I am not a great fan of Hemingway.  I enjoyed A Moveable Feast, but more for the celebrity gossip.  And I re-read The Sun Also Rises this year, for that whole Lost Generation vibe, and enjoyed it and maybe had a little more appreciation for its clipped style (especially when juxtaposed with James' The Ambassadors, another part of the "Paris prep").

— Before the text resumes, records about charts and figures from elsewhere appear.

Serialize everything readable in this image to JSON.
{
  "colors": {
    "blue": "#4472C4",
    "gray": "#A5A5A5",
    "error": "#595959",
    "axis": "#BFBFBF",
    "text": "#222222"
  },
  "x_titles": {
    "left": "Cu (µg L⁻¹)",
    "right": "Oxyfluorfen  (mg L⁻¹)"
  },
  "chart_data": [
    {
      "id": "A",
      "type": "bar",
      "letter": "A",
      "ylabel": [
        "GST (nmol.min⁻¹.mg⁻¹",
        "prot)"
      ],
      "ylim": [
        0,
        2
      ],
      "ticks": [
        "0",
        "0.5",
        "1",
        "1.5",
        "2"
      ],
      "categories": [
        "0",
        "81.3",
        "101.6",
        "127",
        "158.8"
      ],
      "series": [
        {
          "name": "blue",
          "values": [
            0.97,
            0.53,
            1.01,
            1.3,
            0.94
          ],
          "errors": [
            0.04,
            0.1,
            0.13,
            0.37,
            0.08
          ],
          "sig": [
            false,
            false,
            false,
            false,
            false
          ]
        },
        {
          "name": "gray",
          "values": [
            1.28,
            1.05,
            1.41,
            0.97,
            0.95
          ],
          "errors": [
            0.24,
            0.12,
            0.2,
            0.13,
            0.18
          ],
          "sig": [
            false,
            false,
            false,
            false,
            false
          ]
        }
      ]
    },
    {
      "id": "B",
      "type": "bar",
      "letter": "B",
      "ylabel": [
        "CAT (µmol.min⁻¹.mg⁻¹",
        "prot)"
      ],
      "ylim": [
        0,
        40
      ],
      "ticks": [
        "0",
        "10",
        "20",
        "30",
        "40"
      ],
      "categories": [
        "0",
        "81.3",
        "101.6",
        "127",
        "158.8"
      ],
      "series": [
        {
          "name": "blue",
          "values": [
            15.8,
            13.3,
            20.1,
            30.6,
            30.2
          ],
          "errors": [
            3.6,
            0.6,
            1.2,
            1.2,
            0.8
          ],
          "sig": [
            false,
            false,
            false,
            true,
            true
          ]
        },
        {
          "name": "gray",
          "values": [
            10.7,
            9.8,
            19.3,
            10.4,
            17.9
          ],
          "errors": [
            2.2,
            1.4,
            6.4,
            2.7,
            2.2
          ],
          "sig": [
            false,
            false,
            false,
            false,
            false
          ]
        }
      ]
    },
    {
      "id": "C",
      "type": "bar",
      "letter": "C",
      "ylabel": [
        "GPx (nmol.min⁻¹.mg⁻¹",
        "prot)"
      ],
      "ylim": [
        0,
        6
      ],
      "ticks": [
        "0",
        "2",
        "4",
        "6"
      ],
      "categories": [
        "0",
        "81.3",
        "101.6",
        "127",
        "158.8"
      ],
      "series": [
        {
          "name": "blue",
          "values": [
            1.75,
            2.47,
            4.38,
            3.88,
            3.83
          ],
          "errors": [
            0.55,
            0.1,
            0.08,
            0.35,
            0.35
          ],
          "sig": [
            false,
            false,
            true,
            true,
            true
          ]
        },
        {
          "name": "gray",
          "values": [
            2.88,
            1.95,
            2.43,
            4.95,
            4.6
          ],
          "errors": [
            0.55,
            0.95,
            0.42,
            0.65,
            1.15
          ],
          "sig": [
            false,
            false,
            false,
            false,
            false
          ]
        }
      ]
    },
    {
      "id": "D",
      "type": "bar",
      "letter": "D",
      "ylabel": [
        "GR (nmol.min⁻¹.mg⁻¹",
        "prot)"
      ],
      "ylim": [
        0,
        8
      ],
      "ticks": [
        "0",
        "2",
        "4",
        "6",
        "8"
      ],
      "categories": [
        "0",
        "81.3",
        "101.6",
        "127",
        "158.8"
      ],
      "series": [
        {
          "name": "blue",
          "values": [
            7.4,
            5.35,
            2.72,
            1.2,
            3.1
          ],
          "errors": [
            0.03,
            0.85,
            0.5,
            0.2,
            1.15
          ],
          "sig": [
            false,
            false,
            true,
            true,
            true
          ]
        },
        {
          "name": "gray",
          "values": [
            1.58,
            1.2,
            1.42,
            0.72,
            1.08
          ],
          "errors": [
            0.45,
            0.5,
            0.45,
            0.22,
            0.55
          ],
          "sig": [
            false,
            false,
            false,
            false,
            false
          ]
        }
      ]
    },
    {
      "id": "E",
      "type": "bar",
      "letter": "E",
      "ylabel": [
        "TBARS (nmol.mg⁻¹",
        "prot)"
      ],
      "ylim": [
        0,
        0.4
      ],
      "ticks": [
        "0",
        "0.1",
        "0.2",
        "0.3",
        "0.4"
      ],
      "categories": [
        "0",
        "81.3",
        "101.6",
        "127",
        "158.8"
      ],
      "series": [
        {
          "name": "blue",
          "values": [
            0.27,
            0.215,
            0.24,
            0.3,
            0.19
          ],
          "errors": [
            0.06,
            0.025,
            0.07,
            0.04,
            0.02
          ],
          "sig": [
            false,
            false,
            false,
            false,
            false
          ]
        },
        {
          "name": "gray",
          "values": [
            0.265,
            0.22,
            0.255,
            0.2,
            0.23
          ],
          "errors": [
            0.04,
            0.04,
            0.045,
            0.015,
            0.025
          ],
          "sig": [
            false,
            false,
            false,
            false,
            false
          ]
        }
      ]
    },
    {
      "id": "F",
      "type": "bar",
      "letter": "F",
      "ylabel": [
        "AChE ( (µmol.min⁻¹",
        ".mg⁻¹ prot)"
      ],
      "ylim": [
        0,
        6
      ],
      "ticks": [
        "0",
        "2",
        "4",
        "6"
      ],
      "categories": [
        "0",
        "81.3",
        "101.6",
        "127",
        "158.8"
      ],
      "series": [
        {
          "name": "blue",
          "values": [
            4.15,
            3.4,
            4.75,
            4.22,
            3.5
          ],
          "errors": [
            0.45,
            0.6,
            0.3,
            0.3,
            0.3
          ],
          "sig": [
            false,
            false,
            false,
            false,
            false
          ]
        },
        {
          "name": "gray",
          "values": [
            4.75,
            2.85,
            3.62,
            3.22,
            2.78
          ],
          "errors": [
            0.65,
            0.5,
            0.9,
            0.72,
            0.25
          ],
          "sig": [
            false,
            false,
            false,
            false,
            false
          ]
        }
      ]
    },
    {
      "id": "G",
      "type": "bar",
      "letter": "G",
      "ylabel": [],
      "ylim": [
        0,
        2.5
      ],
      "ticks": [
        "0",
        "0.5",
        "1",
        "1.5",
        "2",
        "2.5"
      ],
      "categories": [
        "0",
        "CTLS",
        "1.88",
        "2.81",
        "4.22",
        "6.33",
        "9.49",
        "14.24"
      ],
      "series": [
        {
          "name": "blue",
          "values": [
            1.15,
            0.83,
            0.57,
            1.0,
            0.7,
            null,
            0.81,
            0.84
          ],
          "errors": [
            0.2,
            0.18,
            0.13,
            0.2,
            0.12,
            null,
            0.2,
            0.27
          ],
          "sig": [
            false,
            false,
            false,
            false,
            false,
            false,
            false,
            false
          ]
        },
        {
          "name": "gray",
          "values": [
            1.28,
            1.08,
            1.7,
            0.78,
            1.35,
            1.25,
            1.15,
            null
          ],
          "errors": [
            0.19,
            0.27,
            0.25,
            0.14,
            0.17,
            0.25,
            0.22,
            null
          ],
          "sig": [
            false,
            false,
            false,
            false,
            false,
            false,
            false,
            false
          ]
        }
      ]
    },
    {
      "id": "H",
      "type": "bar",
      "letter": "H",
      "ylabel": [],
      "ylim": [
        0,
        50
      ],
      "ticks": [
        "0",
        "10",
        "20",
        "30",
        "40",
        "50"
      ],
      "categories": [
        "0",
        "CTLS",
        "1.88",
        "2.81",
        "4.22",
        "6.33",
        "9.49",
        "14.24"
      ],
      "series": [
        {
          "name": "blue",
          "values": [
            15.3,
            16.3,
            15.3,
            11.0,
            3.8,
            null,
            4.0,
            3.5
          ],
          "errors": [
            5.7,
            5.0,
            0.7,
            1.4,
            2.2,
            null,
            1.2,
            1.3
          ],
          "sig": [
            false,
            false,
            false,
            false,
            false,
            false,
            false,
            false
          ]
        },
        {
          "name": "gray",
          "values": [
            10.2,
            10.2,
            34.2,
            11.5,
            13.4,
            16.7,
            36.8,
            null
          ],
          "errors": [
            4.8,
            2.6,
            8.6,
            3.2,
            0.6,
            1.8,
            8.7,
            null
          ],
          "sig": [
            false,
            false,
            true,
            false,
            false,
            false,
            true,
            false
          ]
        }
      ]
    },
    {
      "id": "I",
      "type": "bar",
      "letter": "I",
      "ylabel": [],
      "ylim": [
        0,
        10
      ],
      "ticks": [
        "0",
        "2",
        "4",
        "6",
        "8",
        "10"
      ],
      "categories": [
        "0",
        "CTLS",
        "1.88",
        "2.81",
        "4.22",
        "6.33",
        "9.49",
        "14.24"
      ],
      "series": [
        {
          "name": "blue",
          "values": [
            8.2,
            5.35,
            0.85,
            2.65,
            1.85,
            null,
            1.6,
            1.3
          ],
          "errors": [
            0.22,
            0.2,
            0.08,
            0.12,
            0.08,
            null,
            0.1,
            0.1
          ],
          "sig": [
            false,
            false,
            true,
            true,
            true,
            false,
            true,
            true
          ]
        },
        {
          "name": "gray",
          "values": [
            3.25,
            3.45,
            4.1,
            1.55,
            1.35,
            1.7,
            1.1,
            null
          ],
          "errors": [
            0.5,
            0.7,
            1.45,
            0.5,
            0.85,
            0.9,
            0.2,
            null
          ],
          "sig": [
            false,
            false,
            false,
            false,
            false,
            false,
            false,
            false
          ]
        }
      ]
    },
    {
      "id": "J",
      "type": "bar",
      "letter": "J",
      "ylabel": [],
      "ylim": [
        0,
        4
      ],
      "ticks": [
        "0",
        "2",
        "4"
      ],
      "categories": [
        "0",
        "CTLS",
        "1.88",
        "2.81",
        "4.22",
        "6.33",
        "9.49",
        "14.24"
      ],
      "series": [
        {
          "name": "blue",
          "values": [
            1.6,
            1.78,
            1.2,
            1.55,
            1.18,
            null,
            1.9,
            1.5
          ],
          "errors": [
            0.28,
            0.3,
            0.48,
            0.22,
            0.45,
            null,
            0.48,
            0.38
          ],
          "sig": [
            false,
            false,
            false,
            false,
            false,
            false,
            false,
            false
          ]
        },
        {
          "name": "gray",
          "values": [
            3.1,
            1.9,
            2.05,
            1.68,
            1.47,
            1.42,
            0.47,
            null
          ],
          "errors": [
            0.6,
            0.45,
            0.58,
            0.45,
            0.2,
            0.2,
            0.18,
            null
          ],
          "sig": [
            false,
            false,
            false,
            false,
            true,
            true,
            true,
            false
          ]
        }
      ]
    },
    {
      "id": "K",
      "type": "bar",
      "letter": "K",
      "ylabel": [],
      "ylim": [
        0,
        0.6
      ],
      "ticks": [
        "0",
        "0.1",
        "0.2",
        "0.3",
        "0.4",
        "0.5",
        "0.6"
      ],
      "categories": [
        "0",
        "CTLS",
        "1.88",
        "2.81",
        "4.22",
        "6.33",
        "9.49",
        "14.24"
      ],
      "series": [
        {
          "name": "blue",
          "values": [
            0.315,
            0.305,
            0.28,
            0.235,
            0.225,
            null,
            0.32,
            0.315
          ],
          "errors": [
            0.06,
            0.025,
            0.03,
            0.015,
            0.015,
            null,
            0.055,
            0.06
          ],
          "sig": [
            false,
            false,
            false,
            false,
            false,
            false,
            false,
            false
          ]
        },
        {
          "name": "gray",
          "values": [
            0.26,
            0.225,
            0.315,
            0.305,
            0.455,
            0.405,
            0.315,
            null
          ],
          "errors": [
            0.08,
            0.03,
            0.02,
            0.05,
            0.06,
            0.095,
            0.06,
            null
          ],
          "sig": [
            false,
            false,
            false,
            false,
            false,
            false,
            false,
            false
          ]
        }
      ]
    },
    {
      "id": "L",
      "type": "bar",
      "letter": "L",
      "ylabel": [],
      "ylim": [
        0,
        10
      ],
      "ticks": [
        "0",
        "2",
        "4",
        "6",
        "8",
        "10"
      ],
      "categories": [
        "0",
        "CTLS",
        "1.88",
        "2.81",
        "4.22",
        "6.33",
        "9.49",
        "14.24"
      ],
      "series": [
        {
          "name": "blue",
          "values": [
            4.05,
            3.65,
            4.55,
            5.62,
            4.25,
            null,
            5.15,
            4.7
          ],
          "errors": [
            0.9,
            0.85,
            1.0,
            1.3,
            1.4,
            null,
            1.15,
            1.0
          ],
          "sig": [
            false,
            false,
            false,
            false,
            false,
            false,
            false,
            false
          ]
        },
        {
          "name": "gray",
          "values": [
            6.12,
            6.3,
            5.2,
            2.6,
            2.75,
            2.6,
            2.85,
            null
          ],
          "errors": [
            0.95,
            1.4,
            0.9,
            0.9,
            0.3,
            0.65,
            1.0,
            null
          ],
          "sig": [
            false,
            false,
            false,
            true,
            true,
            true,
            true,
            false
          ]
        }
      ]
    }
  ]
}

But over and above those, I had a plan with a French language book I had been creeping through for some time.  Back in the eighties I had read Balzac's Lost Illusions, and last year I started to read it in French.  Illusions Perdues is in three parts.  The first part focuses on two friends in Angouleme, one of whom, the ambitious poet Lucien Chardon, attaches himself to the aristocratic Madame de Bargeton, managing, by the end of the first part, to accompany his would-be mistress to Paris.  The second part of the novel takes up a common theme, the hapless provincial in Paris, where, after being thrown over, Lucien (never a particularly admirable character)  descends into a foreordained sequence of [spoiler alert] poverty, despair, ruin and betrayal.

I had hoped to coordinate my own arrival in Paris with Lucien's, and came rather close.  (Left the book on the plane (!), but easily found another copy).  Happily I am even now still in Lucien's "poor-but-honest" phase, and the following, from a letter Lucien writes to his sister, sets out well the dazzling world that the young poet encounters: 

"Ce pays est celui des écrivains, des penseurs, des poètes. Là seulement se cultive la gloire, et je connais les belles récoltes qu’elle produit aujourd’hui. Là seulement les écrivains peuvent trouver, dans les musées et dans les collections, les vivantes œuvres des génies du temps passé qui réchauffent les imaginations et les stimulent. Là seulement d’immenses bibliothèques sans cesse ouvertes offrent à l’esprit des renseignements et une pâture. Enfin, à Paris, il y a dans l’air et dans les moindres détails un esprit qui se respire et s’empreint dans les créations littéraires. On apprend plus de choses en conversant au café, au théâtre pendant une demi-heure qu’en province en dix ans. Ici, vraiment, tout est spectacle, comparaison et instruction."


Rodin's Balzac
So, those are a few of my own reasons that someone might want to visit Paris.  I should add that, on this trip, we did a little more aimless wandering than usual.  Paris is a walker's town; I actually lost four pounds.  The Metro is cheap, clean, quick and reliable (admittedly, being footloose and fancy free, we could avoid rush hours, and it was August, when many true Parisians were elsewhere).  But we had time to explore various neighborhoods and districts--Montmartre, the Marais, San Germain de Pres, l'Ile Saint-Louis, and the Bois de Vincennes and its environs.


Some street someplace
France is no utopia, nor is Paris the celestial city.  We never saw the Gilets Jaunes, as I think the July heat dimmed some of their enthusiasm. But the country and the city seem to work comparatively well, in contrast to the present discontents of our American Republic. 

It's kind of like that old joke:  Nobody goes to that restaurant any more; it's always too crowded.